Écrit par Romain Mazzotti
Thierry Ardisson s’est éteint en juillet à l’âge de soixante-seize ans, emporté par un cancer du foie. Ses obsèques à Paris ont rassemblé nombreuses personnalités et ses proches, dont sa veuve Audrey Crespo-Mara et ses ex-compagnes Christiane Bergognon et Béatrice Loustalan. Sept mois après cette disparition, Béatrice décède à soixante-deux ans d’un cancer, laissant trois enfants issus de son union avec l’animateur : Manon, Ninon et Gaston.
Durant plus de vingt ans, Thierry Ardisson partage sa vie avec Béatrice Loustalan. Le couple organise son existence entre deux régions distinctes : Paris et la Normandie. Cette arrangement singulier devient public lorsque l’animateur en témoigne dans un documentaire diffusé peu avant sa mort. Il explique que ses enfants ont bénéficié d’une enfance heureuse, sans privilèges excessifs. Sa fille aînée confirme cette volonté paternelle d’éviter que les jeunes ne deviennent des enfants gâtés.
Les trois enfants grandissent en Normandie sous la responsabilité de leur mère, tandis que Thierry Ardisson les rejoint lors des fins de semaine. Entre semaine, il demeure à Paris pour ses obligations professionnelles. Son fils Gaston témoigne de ce rythme établi. Cette séparation géographique convenait également à la star puisqu’il maintenait un arrangement similaire avec sa seconde épouse Audrey, chacun disposant d’un appartement personnel dans la capitale.
En 1993, Thierry Ardisson confie à la presse son acquisition immobilière en Normandie. Avec Béatrice, il achète le haras de Saï, situé dans l’Orne à environ deux cents kilomètres de Paris. Cette petite commune compte à peine deux cent vingt-sept habitants. L’animateur exprime sa satisfaction face à cette installation, soulignant la qualité exceptionnelle de la région.

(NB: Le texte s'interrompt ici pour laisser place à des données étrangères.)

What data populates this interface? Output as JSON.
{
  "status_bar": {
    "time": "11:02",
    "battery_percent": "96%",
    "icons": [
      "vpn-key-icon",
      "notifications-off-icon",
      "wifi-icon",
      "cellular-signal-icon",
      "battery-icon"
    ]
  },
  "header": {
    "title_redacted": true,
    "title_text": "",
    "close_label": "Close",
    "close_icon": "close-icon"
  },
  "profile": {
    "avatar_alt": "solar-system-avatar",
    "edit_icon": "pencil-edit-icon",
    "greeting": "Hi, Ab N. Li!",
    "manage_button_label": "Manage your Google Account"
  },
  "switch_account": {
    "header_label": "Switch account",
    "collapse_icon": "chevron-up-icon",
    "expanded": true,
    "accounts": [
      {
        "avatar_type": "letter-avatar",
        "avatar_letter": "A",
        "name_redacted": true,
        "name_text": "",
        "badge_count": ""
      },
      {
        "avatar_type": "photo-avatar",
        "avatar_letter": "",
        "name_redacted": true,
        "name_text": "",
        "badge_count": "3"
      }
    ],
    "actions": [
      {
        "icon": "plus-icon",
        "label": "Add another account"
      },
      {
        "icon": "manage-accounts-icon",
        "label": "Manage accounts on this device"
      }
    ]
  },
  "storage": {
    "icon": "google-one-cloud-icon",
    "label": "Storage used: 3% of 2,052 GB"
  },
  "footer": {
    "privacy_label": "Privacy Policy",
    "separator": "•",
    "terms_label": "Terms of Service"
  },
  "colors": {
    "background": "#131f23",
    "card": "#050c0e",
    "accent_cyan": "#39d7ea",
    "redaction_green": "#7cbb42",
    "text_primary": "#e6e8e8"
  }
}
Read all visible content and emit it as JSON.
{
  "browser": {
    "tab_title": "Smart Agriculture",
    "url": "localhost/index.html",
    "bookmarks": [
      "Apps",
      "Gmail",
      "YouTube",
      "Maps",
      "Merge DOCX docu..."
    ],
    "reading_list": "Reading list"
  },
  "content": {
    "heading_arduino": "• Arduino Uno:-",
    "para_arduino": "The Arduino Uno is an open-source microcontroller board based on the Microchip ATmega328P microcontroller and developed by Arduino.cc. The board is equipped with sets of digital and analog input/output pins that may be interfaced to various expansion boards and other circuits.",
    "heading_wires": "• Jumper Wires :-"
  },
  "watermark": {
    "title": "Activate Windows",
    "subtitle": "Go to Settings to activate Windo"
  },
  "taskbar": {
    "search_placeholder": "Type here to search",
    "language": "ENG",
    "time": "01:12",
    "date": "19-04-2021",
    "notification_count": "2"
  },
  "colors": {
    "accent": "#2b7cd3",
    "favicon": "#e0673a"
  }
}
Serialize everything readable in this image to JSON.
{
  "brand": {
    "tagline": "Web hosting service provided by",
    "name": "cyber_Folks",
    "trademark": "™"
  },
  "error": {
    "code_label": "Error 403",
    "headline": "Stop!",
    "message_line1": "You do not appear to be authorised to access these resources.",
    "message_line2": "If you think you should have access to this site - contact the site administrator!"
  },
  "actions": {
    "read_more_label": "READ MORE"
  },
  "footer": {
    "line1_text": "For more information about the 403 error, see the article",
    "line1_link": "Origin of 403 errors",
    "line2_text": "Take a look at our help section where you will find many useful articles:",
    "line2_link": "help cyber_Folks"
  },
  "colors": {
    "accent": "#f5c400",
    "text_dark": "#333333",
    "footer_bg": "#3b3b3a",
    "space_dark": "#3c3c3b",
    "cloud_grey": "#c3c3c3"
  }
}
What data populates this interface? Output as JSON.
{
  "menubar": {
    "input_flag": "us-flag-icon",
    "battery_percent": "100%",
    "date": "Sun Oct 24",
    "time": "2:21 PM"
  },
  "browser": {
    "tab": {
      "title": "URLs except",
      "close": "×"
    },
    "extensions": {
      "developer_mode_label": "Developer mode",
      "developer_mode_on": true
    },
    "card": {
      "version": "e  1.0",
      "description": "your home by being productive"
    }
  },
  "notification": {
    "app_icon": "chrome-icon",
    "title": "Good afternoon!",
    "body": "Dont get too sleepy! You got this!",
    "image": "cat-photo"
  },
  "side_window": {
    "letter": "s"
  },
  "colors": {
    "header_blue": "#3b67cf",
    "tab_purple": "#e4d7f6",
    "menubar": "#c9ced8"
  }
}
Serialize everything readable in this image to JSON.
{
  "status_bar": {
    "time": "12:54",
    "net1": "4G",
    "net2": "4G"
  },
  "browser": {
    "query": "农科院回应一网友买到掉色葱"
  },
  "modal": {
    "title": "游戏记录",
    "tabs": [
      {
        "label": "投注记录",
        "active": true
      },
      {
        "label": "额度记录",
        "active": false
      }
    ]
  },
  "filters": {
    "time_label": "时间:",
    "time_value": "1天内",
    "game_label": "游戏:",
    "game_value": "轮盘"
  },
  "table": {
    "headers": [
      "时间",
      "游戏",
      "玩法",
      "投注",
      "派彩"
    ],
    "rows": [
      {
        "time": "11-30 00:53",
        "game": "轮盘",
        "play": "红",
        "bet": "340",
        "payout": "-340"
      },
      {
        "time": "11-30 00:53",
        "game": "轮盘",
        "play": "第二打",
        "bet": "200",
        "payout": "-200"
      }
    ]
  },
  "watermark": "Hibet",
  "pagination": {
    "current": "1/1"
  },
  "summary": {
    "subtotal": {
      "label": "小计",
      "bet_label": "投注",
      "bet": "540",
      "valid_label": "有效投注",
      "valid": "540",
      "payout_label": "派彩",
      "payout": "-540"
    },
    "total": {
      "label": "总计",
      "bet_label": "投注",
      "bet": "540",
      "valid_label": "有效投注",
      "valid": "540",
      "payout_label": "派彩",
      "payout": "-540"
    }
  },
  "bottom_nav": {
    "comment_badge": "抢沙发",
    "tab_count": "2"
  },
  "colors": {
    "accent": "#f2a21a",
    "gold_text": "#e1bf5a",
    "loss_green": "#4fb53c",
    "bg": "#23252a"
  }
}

Lire aussi : Tony Parker : 15 ans après son divorce avec Eva Longoria, il se confie sur leur lien actuelArdisson décrit son achat comme bien plus qu’une simple transaction immobilière. Il acquiert un mode de vie complet et cohérent qui rappelle ses souvenirs d’enfance occidentaux. Les paysages normands, avec leurs prairies clôturées pour chevaux, lui semblent évoquer l’atmosphère des films de western. Cette propriété renforce la vie familiale harmonieuse qu’il construit avec Béatrice et leurs filles. Le haras devient le symbole de son engagement à offrir à ses enfants une enfance similaire à celle qu’il aurait souhaité vivre.